A flaw was found in Red Hat Quay's container image upload process. An authenticated user with push access to any repository on the registry can interfere with image uploads in progress by other users, including those in repositories they do not have access to. This could allow the attacker to read, modify, or cancel another user's in-progress image upload.
This vulnerability carries a HIGH severity rating with a CVSS v3.1 score of 7.4, indicating it can be exploited remotely over the network with relatively low complexity without requiring user interaction requiring only low-level privileges . The vulnerability impacts limited data confidentiality, limited integrity, and limited availability for affected systems. Impacting 2 products from redhat, from redhat organizations running these solutions should prioritize assessment and patching.

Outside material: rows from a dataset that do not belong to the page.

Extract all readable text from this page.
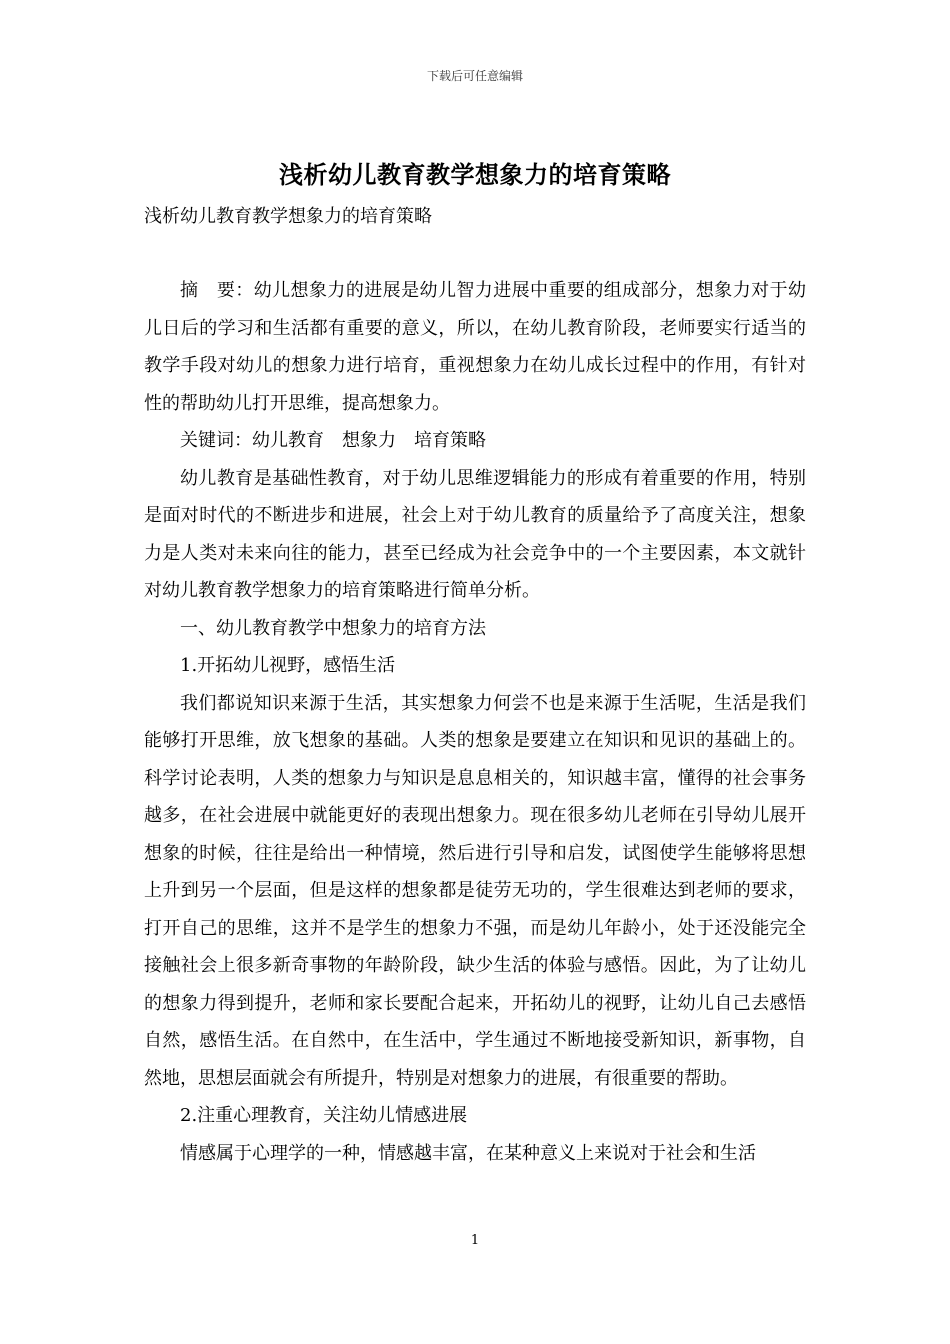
下载后可任意编辑
浅析幼儿教育教学想象力的培育策略
浅析幼儿教育教学想象力的培育策略

摘　要：幼儿想象力的进展是幼儿智力进展中重要的组成部分，想象力对于幼儿日后的学习和生活都有重要的意义，所以，在幼儿教育阶段，老师要实行适当的教学手段对幼儿的想象力进行培育，重视想象力在幼儿成长过程中的作用，有针对性的帮助幼儿打开思维，提高想象力。

关键词：幼儿教育　想象力　培育策略

幼儿教育是基础性教育，对于幼儿思维逻辑能力的形成有着重要的作用，特别是面对时代的不断进步和进展，社会上对于幼儿教育的质量给予了高度关注，想象力是人类对未来向往的能力，甚至已经成为社会竞争中的一个主要因素，本文就针对幼儿教育教学想象力的培育策略进行简单分析。

一、幼儿教育教学中想象力的培育方法

1.开拓幼儿视野，感悟生活

我们都说知识来源于生活，其实想象力何尝不也是来源于生活呢，生活是我们能够打开思维，放飞想象的基础。人类的想象是要建立在知识和见识的基础上的。科学讨论表明，人类的想象力与知识是息息相关的，知识越丰富，懂得的社会事务越多，在社会进展中就能更好的表现出想象力。现在很多幼儿老师在引导幼儿展开想象的时候，往往是给出一种情境，然后进行引导和启发，试图使学生能够将思想上升到另一个层面，但是这样的想象都是徒劳无功的，学生很难达到老师的要求，打开自己的思维，这并不是学生的想象力不强，而是幼儿年龄小，处于还没能完全接触社会上很多新奇事物的年龄阶段，缺少生活的体验与感悟。因此，为了让幼儿的想象力得到提升，老师和家长要配合起来，开拓幼儿的视野，让幼儿自己去感悟自然，感悟生活。在自然中，在生活中，学生通过不断地接受新知识，新事物，自然地，思想层面就会有所提升，特别是对想象力的进展，有很重要的帮助。

2.注重心理教育，关注幼儿情感进展

情感属于心理学的一种，情感越丰富，在某种意义上来说对于社会和生活

1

Reported in 2026, this vulnerability emerged during an era marked by increased sophistication in supply chain attacks, cloud infrastructure vulnerabilities, and software-as-a-service (SaaS) security challenges. Security practices during this period emphasized zero-trust architectures, container security, and API protection.
2026-04-08T18:25:59.790
2026-06-04T16:16:34.447
Modified
CVSSv3.1: 7.4 (HIGH)
| Type | Vendor | Product | Version/Range | Vulnerable? |
|---|---|---|---|---|
| Application | redhat | mirror_registry_for_red_hat_openshift | - | Yes |
| Application | redhat | mirror_registry_for_red_hat_openshift | 2.0 | Yes |
| Application | redhat | quay | 3.0.0 | Yes |
SecUtils normalizes and enriches National Vulnerability Database (NVD) records by standardizing vendor and product identifiers, aggregating vulnerability metadata from both NVD and MITRE sources, and providing structured context for security teams. For redhat's affected products, we extract Common Platform Enumeration (CPE) data, Common Weakness Enumeration (CWE) classifications, CVSS severity metrics, and reference data to enable rapid vulnerability prioritization and asset correlation. This record contains no exploit code, proof-of-concept instructions, or attack methodologies—only defensive intelligence necessary for patch management, risk assessment, and security operations.